Ein Treffen mit Präsident Donald Trump ist nicht geplant. An einem solchen Treffen hätte der 16-jährige Teenager nach eigenen Angaben, schreibt der Spiegel, kein Interesse gehabt. Sie weiß: Wenn nicht einmal die Wissenschaft Trump überzeugt, wird sie es nicht schaffen.
Dass jemand kein Interesse an einem Treffen mit einem amerikanischen Präsidenten hat, ist für die Medien natürlich ganz etwas besonderes. Den wahrscheinlich immer noch mächtigsten Mann der Welt zu ignorieren, beweist eine spezielle mediale Höhe. Kein Journalist würde sie jemals erreichen. Nur unsere Greta schafft es so hoch hinaus.

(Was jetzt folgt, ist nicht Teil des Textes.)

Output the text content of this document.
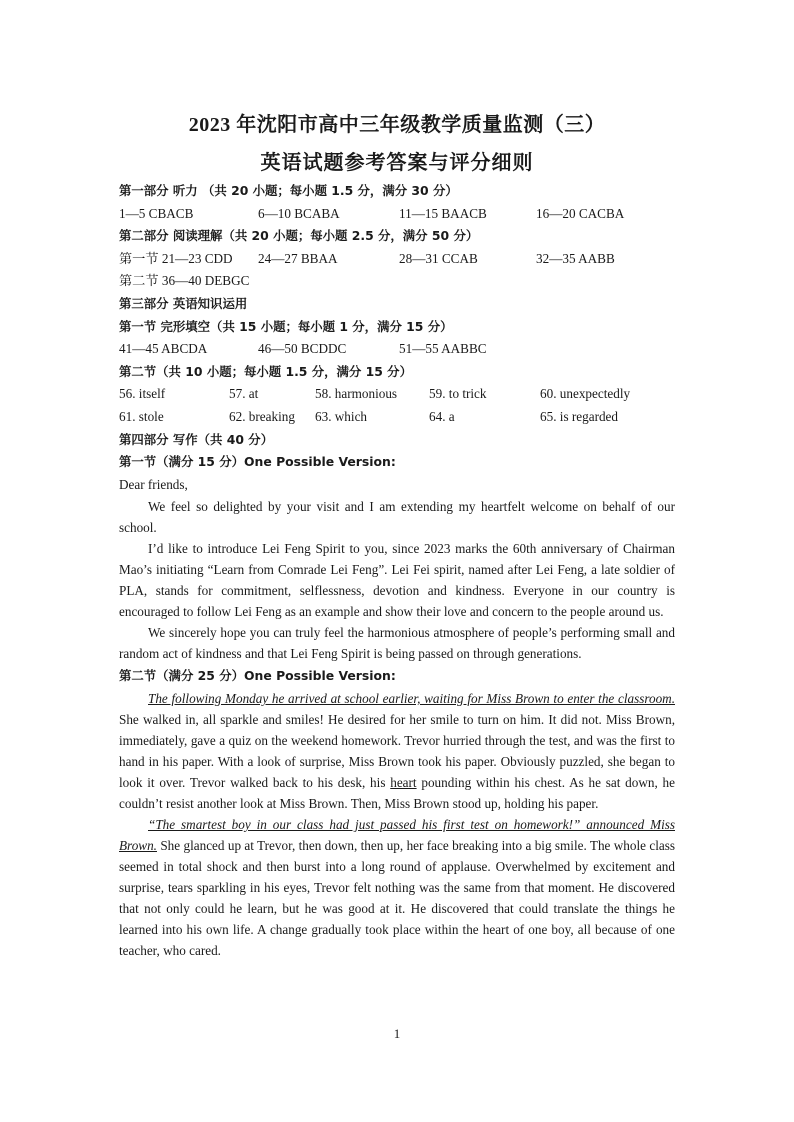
2023 年沈阳市高中三年级教学质量监测（三）
英语试题参考答案与评分细则
第一部分 听力 （共 20 小题；每小题 1.5 分，满分 30 分）
1—5 CBACB	6—10 BCABA	11—15 BAACB	16—20 CACBA
第二部分 阅读理解（共 20 小题；每小题 2.5 分，满分 50 分）
第一节 21—23 CDD	24—27 BBAA	28—31 CCAB	32—35 AABB
第二节 36—40 DEBGC
第三部分 英语知识运用
第一节 完形填空（共 15 小题；每小题 1 分，满分 15 分）
41—45 ABCDA	46—50 BCDDC	51—55 AABBC
第二节（共 10 小题；每小题 1.5 分，满分 15 分）
56. itself	57. at	58. harmonious	59. to trick	60. unexpectedly
61. stole	62. breaking	63. which	64. a	65. is regarded
第四部分 写作（共 40 分）
第一节（满分 15 分）One Possible Version:
Dear friends,

We feel so delighted by your visit and I am extending my heartfelt welcome on behalf of our school.

I’d like to introduce Lei Feng Spirit to you, since 2023 marks the 60th anniversary of Chairman Mao’s initiating “Learn from Comrade Lei Feng”. Lei Fei spirit, named after Lei Feng, a late soldier of PLA, stands for commitment, selflessness, devotion and kindness. Everyone in our country is encouraged to follow Lei Feng as an example and show their love and concern to the people around us.

We sincerely hope you can truly feel the harmonious atmosphere of people’s performing small and random act of kindness and that Lei Feng Spirit is being passed on through generations.

第二节（满分 25 分）One Possible Version:

The following Monday he arrived at school earlier, waiting for Miss Brown to enter the classroom. She walked in, all sparkle and smiles! He desired for her smile to turn on him. It did not. Miss Brown, immediately, gave a quiz on the weekend homework. Trevor hurried through the test, and was the first to hand in his paper. With a look of surprise, Miss Brown took his paper. Obviously puzzled, she began to look it over. Trevor walked back to his desk, his heart pounding within his chest. As he sat down, he couldn’t resist another look at Miss Brown. Then, Miss Brown stood up, holding his paper.

“The smartest boy in our class had just passed his first test on homework!” announced Miss Brown. She glanced up at Trevor, then down, then up, her face breaking into a big smile. The whole class seemed in total shock and then burst into a long round of applause. Overwhelmed by excitement and surprise, tears sparkling in his eyes, Trevor felt nothing was the same from that moment. He discovered that not only could he learn, but he was good at it. He discovered that could translate the things he learned into his own life. A change gradually took place within the heart of one boy, all because of one teacher, who cared.

1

Und natürlich posaunt sie es heraus. Die Welt soll wissen, dass sie, die selbsternannte Klimaretterin, sich mit dem amerikanischen Präsidenten nicht zu treffen braucht. Ihre Zeit ist zu wichtig. Sie ist zu wichtig.
Was Trump über Greta Thunberg denkt, kann man sich denken. Wahrscheinlich wird er sie mit einem Tweet bedenken, der darauf hinweist, "Greata" möge doch bitte in Schweden bleiben, statt mit einem Rattenschwanz von Journalisten im Schlepptau ihrer schnieken Rennyacht, die Luft über dem Atlantik zu verpesten.
Und natürlich werden die Medien dann wieder Rassismus brüllen. Rassismus gegen eine kleine Wichtigturerin aus Schweden.